Henderson, Desirée. “The Imperfect Dead: Mourning Women in Eighteenth-Century Oratory and Fiction.” Early American Literature 39.3 (2004): 487-509.

Henderson looks at the way that fallen women were eulogized in the early republic. She discussed the form and function of the funeral sermon arguing that the sentimental novel stepped in and eulogized women who the spiritual leaders of the time could not.

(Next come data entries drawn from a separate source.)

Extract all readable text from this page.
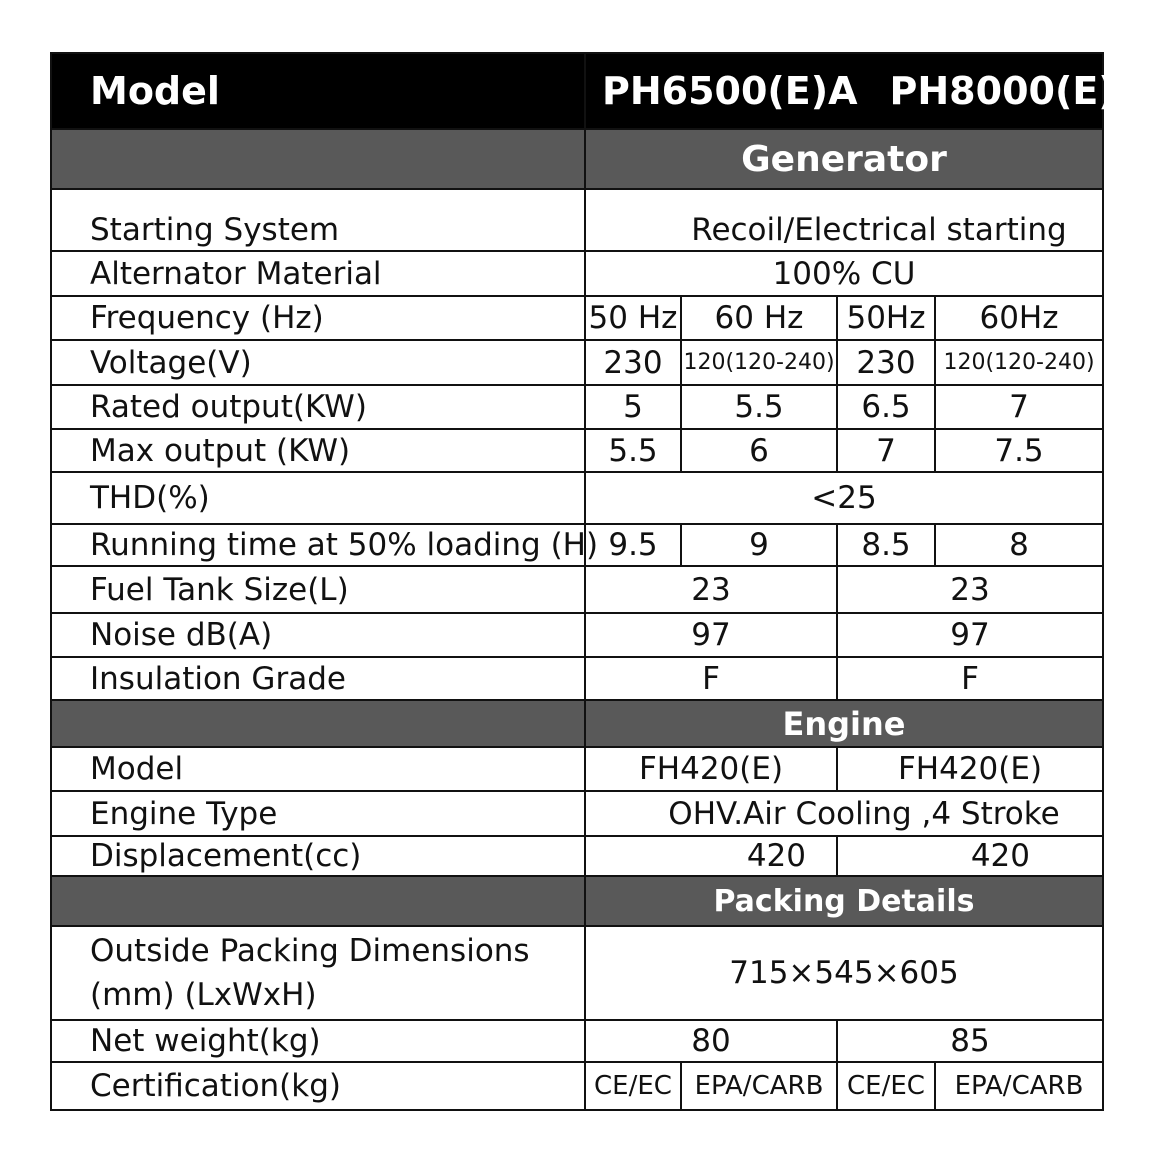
Model	PH6500(E)A PH8000(E)A			
	Generator			
Starting System	Recoil/Electrical starting			
Alternator Material	100% CU			
Frequency (Hz)	50 Hz	60 Hz	50Hz	60Hz
Voltage(V)	230	120(120-240)	230	120(120-240)
Rated output(KW)	5	5.5	6.5	7
Max output (KW)	5.5	6	7	7.5
THD(%)	<25			
Running time at 50% loading (H)	9.5	9	8.5	8
Fuel Tank Size(L)	23		23	
Noise dB(A)	97		97	
Insulation Grade	F		F	
	Engine			
Model	FH420(E)		FH420(E)	
Engine Type	OHV.Air Cooling ,4 Stroke			
Displacement(cc)	420		420	
	Packing Details			

Outside Packing Dimensions
(mm) (LxWxH)	715×545×605			
Net weight(kg)	80		85	
Certification(kg)	CE/EC	EPA/CARB	CE/EC	EPA/CARB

Henderson does this by looking at the shift in Puritan influence. The moving ideas toward an embracing of individualism that came after the Revolution. She lays out the style and content of the religious funeral sermon of the time, then moves to Brown, Rowson, and Foster as examples of novels that, she argues, debates with what can be said about fallen and disgraced women. The seduction novel becomes the antithesis to the funeral sermon. Where women are told to imitate the pious women of the sermon, they are told never to be like the women of the novels. Yet, it also allows the reader to mourn in, where as the sermon allows no mourning for a woman who is going on to a wonderful reward. As the pious woman funeral sermon dies away, the sentimental novel continues to gain readers.

The author has a strong argument, looking at the emotional and “car wreck” appeal of the seduction novel to show how it replaced the funeral sermon as a place where women could gain and debate their own ideas of womanhood.

Bib of Note:

Elliot, Emory. "The Development of the Puritan Funeral Sermon and Elegy: 1660-1750." Early American Literature 15.2 (Fall 1980) 151-64.

Engebretsen, Terry. "Being Dead She Yet Lives: The Rhetorical Work of America's First Funeral Sermon." Studies in Puritan American Spirituality 6 (Dec. 1997): 25-43.